Les jurés lors d'un procès vont décider d'un verdict en fonction de ce que la loi appelle "l'intime conviction". Ce n'est pas une impression mais un raisonnement à partir des preuves apportées et décortiquées à l'audience. Il y a donc une forme de détachement émotionnel à avoir. Et c'est ce qui est le plus difficile à accepter pour nous victimes qui sommes dans "l'hyper émotion et ressentis" d'autant plus quand il y a eu amnésie dissociative puisque en terme de temporalité tout se mélange lorsque les souvenirs reviennent, passé et présent s’entremêlent et ne font plus qu'un.

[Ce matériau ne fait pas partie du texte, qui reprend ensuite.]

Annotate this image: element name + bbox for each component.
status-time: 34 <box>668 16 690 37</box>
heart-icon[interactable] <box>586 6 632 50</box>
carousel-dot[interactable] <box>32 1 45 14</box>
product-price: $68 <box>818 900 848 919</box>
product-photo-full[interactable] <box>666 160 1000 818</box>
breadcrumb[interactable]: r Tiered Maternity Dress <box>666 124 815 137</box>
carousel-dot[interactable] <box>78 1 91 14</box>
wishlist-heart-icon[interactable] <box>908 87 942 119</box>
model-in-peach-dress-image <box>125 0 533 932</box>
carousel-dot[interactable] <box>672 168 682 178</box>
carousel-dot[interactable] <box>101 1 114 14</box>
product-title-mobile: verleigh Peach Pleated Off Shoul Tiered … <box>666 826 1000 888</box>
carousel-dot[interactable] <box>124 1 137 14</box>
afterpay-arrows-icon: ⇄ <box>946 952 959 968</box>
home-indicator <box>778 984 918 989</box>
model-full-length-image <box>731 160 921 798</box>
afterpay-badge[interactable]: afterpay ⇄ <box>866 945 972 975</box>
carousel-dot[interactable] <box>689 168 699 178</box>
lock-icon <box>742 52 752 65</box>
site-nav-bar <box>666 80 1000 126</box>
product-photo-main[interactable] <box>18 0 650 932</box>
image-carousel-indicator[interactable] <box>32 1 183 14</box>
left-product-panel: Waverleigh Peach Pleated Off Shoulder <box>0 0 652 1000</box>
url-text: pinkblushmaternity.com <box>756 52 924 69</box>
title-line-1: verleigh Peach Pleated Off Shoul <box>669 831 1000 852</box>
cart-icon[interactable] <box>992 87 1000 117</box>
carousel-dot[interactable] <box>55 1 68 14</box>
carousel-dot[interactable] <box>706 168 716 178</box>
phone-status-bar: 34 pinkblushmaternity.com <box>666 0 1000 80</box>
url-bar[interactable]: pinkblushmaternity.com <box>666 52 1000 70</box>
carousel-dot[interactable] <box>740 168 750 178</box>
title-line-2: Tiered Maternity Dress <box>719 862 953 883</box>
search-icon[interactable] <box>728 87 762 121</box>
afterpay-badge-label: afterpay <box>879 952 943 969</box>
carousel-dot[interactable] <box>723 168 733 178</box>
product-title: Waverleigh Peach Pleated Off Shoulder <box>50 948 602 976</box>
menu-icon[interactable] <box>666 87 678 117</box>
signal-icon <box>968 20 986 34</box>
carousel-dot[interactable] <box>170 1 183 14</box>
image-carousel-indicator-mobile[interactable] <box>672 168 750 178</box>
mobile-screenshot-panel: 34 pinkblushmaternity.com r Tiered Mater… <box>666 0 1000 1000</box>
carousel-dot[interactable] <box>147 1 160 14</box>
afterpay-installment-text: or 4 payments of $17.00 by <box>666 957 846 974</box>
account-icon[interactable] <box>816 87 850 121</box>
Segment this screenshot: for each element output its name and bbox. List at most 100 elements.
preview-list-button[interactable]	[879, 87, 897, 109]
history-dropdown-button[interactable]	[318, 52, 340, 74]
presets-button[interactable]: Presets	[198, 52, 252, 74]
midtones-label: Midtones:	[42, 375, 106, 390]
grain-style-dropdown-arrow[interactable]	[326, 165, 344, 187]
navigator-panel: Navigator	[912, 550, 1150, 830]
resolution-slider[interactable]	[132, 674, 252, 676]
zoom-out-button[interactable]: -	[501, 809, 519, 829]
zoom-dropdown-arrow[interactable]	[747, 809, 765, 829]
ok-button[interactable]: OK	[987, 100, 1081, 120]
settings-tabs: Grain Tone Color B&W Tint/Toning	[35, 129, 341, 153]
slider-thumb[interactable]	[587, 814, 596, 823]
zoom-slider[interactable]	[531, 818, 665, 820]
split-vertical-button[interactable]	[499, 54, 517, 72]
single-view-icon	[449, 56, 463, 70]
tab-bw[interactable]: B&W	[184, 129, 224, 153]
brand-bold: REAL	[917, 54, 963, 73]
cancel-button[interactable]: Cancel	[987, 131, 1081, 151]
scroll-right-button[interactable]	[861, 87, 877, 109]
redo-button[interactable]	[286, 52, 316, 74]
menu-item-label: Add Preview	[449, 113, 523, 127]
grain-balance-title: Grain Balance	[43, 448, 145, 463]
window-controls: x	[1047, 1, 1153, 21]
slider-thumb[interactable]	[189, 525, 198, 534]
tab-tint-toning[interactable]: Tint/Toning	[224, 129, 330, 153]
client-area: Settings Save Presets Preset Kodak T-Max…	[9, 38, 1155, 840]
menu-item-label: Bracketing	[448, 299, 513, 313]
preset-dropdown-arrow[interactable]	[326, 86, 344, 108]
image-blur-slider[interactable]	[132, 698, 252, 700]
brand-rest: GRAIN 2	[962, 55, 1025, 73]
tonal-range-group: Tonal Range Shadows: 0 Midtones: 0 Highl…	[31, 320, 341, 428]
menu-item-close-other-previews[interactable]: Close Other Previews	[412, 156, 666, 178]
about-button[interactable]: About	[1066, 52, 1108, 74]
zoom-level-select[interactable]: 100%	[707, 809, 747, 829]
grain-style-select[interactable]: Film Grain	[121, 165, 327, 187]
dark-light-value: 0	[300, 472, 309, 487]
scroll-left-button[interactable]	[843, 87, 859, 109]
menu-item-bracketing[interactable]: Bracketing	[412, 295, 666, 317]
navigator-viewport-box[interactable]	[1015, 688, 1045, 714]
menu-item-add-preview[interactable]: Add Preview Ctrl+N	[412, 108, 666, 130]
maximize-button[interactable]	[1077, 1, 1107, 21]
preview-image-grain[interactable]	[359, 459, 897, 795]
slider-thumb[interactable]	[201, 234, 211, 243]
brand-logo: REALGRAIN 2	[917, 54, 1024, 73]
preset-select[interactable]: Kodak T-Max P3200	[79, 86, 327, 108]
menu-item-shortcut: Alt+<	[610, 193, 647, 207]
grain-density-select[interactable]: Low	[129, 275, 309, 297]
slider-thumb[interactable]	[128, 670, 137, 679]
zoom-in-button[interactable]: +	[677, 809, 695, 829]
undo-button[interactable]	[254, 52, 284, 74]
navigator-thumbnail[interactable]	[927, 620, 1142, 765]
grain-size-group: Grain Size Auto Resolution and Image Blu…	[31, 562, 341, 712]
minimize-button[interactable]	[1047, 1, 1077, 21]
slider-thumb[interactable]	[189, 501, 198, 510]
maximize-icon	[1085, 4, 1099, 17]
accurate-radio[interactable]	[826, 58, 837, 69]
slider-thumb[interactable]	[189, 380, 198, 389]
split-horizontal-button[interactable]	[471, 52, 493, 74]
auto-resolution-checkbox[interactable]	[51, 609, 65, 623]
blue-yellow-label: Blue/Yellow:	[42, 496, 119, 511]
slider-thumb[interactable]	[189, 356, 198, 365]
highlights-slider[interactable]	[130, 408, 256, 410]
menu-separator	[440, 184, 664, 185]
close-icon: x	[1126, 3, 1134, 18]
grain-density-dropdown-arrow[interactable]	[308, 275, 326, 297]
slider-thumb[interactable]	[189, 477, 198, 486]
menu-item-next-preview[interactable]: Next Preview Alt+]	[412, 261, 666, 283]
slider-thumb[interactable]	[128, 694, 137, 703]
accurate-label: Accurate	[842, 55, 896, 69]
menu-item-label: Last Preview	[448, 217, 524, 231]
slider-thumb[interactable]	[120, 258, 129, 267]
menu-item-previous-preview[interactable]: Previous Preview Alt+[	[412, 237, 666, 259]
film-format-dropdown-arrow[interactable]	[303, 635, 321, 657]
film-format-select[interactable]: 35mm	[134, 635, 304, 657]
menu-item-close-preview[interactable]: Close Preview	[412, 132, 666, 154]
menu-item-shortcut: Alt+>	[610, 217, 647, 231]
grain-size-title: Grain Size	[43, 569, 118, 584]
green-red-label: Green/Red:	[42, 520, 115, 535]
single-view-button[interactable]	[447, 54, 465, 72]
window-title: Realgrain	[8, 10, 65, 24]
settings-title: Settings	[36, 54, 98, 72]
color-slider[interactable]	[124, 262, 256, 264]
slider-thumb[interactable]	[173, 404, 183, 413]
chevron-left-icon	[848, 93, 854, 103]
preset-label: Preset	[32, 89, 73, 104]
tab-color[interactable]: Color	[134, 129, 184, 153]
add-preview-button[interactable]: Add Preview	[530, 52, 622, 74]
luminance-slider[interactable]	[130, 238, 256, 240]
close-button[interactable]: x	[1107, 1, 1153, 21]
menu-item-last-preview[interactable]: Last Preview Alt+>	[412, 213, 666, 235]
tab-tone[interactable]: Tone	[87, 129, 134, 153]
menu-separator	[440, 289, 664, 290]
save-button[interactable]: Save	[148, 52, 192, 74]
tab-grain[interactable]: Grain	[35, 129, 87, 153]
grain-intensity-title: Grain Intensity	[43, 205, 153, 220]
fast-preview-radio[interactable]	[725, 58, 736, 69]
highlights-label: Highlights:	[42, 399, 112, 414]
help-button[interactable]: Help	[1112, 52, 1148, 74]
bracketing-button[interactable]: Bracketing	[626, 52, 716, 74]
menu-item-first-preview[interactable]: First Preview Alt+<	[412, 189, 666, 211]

Les grandes catégories de preuves sont :
- les récits des victimes
- les témoignages
- les aveux
- les indices
Sur les dossiers de viols, la justice s'appuie sur les faisceaux de preuves suivants :
- les récits réitérés et constants de la victime (aux enquêteurs, à la famille, au psy, au juge d'instruction)
- l'expertise psy qui atteste de la fiabilité de son discours
- les expertises montrant les répercussions des faits sur sa vie et qui renforcent la crédibilité de ce qu'elle dit
- les témoignages (récits identiques, déclarations ambiguës du mis en cause, autres victimes éventuelles...)
- l'ADN du sperme si il y en a
- les aveux au moins partiels si le mis en cause en fait, les écrits (lettres, sms...) qui suggèrent que...
- les expertises psy du mis en cause montrant ses déviances, ses bizarreries...
- les photos des lieux corroborant les récits...
Lorsque l'on a un TDI, avoir recourt à la justice ne peut pas se faire du jour au lendemain !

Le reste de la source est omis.